I am almost 18 weeks pregnant & suffering from HG, have been since about 6 weeks. Currently on Ondansetron which allows me about an hour to eat during the day, tried literally every other medication to no avail
Anyway, my marriage is all but falling apart. We have a 2 year old & basically everything has fallen to my Husband who also works a full time
job
He has managed to get ‘unofficial’ flexi time 2 days a week & then my parents have our DC the other 3 days. He has the responsibility of his full time job, our 2yo, our dogs & the housework. He is doing amazing
Though he told me tonight he is on the verge of a breakdown & needs help. I feel extremely bad but I honestly don’t know what to say to it. When I say I am trying my best, he just says I am turning it round onto myself, which I suppose I am but I don’t truly know how else to respond
I’ve tried apologising and saying this is temporary, as soon as I’m remotely better I will take over what I can. I’m not choosing to not spend time with our DC or our dogs, I’m physically unable most of the time. Then the issues always get brought back up.

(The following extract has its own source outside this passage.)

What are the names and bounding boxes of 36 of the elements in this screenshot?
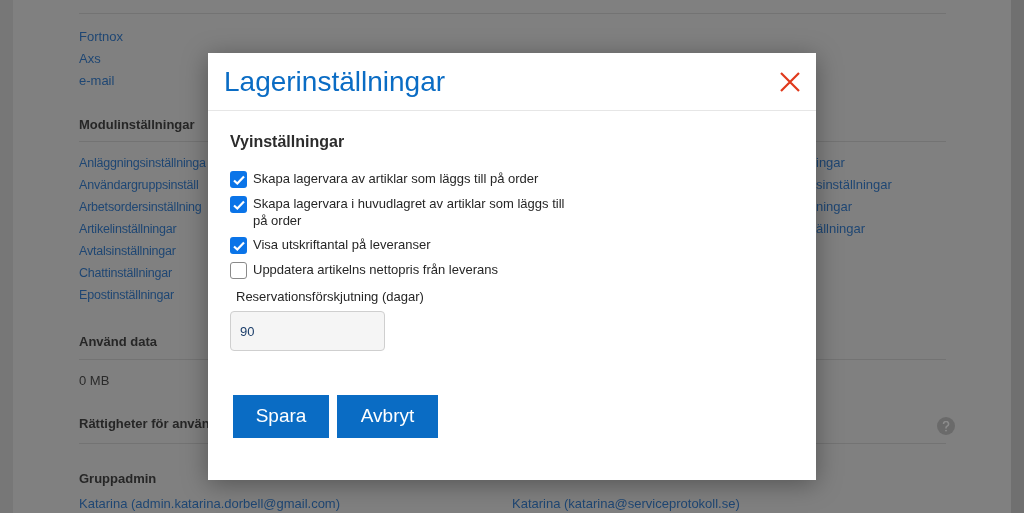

I find housework with bending over of any kind triggers my sickness & reflux, he finds this frustrating that he’s having to do all the housework. I’ll admit, our bedroom is a bomb site at the moment as I crawl into bed & throw my clothes down my side & they have piled up
I am nauseous 24/7, can barely eat, have throbbing headaches & stomach pain all day. Miserable doesn’t cut it
I mean I don’t know what this post is about really, I think both of our mental health is just shot
But any advice on how I can help / appease my husband? What can I say?